Le résultat du match final n’est pas encore conn, le match, lui, n’est pas encore joué, mais la Croatie baigne dans une atmosphère d’allégresse patriotique rouge et blanche.
Deux heures avant le match, alors que la pluie qui s’était abattue toute la journée sur Zagreb semble se calmer, des milliers de supporteurs se pressent dans les rues de la capitale, notamment la place centrale. « Nous sommes champions », chantent-ils.
Un refrain en accord avec l’ambiance d’optimisme dans le pays depuis la demi-finale remportée face à l’Angleterre, et sur laquelle surfent volontiers les commerces.
« Nous allons manger les Français : – 3 : 0 », annonce une boulangerie sur une affiche qui promet une réduction et montre un homme rompant une baguette et coiffé d’un chapeau à damier rouge et blanc. « Nous allons leur faire goûter le vin croate », assure une autre affiche publicitaire.
« On n’a pas dormi mais ça vaut le coup: ce soir, ça va être la fête ici », dit une jeune fille aux cheveux teints en rose, qui ne veut pas s’identifier, arrivée depuis le matin depuis sa ville d’Osijek pour assister à la finale.
Educateur émigré en Suisse, Boze, est venu spécialement : « Ni une ni deux, avec une dizaine d’amis, on a décidé de partir, de prendre la voiture ».
« Pour vous dire la vérité, on a énormément de mal à réaliser ce qui arrive, ce moment est historique pour la Croatie », poursuit le trentenaire, vêtu de son maillot et d’une cravate à damier.
Dans une vidéo tournée dans l’avion l’emmenant à Moscou, la présidente croate Kolinda Grabar-Kitarovic, qui a assisté à presque tous les matches de la sélection croate, a remercié la Russie pour son organisation de la Coupe du monde. « Merci la Russie ! Nous arrivons », lance-t-elle en russe, vêtue d’un drapeau à damier.
Les rues des villes sont pleines d’écran et la presse pleine de points d’exclamation. « Montrez les dents aux Français! », demande le quotidien sportif Sportski Novosti.
« Fils de Croatie, nous vous attendons!
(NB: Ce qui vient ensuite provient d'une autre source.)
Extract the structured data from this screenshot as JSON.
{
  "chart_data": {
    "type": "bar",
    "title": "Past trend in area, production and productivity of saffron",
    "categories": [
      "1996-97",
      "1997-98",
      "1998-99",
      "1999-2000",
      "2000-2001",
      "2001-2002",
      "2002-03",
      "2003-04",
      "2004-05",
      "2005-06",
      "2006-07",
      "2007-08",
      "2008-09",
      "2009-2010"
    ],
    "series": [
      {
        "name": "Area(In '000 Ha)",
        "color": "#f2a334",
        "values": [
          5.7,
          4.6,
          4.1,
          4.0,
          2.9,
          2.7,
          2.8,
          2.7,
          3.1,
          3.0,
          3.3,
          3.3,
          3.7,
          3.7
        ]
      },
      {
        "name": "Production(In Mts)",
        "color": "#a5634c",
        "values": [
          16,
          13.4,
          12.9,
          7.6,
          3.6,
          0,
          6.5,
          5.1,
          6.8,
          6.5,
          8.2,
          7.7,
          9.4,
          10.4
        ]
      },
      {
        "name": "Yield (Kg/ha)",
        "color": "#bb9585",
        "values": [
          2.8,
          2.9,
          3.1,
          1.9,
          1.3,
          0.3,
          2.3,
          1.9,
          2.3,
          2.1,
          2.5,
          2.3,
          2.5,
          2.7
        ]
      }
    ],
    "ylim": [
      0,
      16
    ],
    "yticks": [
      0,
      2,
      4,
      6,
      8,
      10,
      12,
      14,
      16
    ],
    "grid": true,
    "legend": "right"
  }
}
Revenez à la maison que l’on fasse la fête ensemble! », réclame Jutarnji List, l’un des deux plus grands quotidiens du pays, sur une photo des deux buteurs des « Vatreni » (« Flamboyants ») en demi-finale, Mario Mandzukic et Ivan Perisic.
« Quoi qu’il advienne, nous sommes champions », titre en une le quotidien Slobodna Dalmacija qui consacre un numéro spécial aux « héros ». Vecernji List célèbre la « magie croate ».
Voitures, vitrines et les terrasses de café, sont parées de rouge et blanc. « Allez les ‘Vatreni' » (Flamboyants), lit-on sur les panneaux d’autoroute.
Défaite ou victoire, le Premier ministre Andrej Plenkovic a demandé aux employeurs de laisser leurs salariés rentrer plus tôt chez eux lundi pour accueillir les héros. En cas de sacre, le gouvernement envisage de déclarer lundi férié.
Dans ce pays où près de 90 % de la population se dit catholique, même Jésus devra attendre : à Slavonski Brod, la ville du buteur Mario Mandzukic dans l’est du pays, un prêtre a décidé de repousser de deux heures la messe du soir pour laisser ses ouailles regarder sereinement la rencontre.
Dans une autre église, Saint-Antoine de Padoue à Zagreb, les fidèles se sont pris en photo devant l’hôtel, en maillots et avec des drapeaux.
Et le général Ante Gotovina, considéré par les Croates comme un héros de la guerre d’indépendance contre les forces serbes (1991-95), y est allé de son message patriotique à l’équipe: « Vous avez uni dans la joie et la fierté le peuple croate, dans notre patrie comme à l’étranger (…) Vous écrivez l’histoire du football mondial, par la grâce de Dieu et un peu de chance sportive, nous croyons en la victoire. »
« On a une revanche à prendre sur les Français depuis 1998 », dit Filip Gudejlj, propriétaire d’une société de construction.
Nulle revanche pour l’ex-défenseur Igor Stimac, demi-finaliste en 1998: « Dans mon esprit, il n’y a que de la joie, de la fierté, du bonheur. C’est quelque chose de magnifique. Presqu’incroyable », a-t-il confié au site internet Tportal.hr. Comme les autres membres de la sélection de l’époque, il a été invité par la Fédération à Moscou.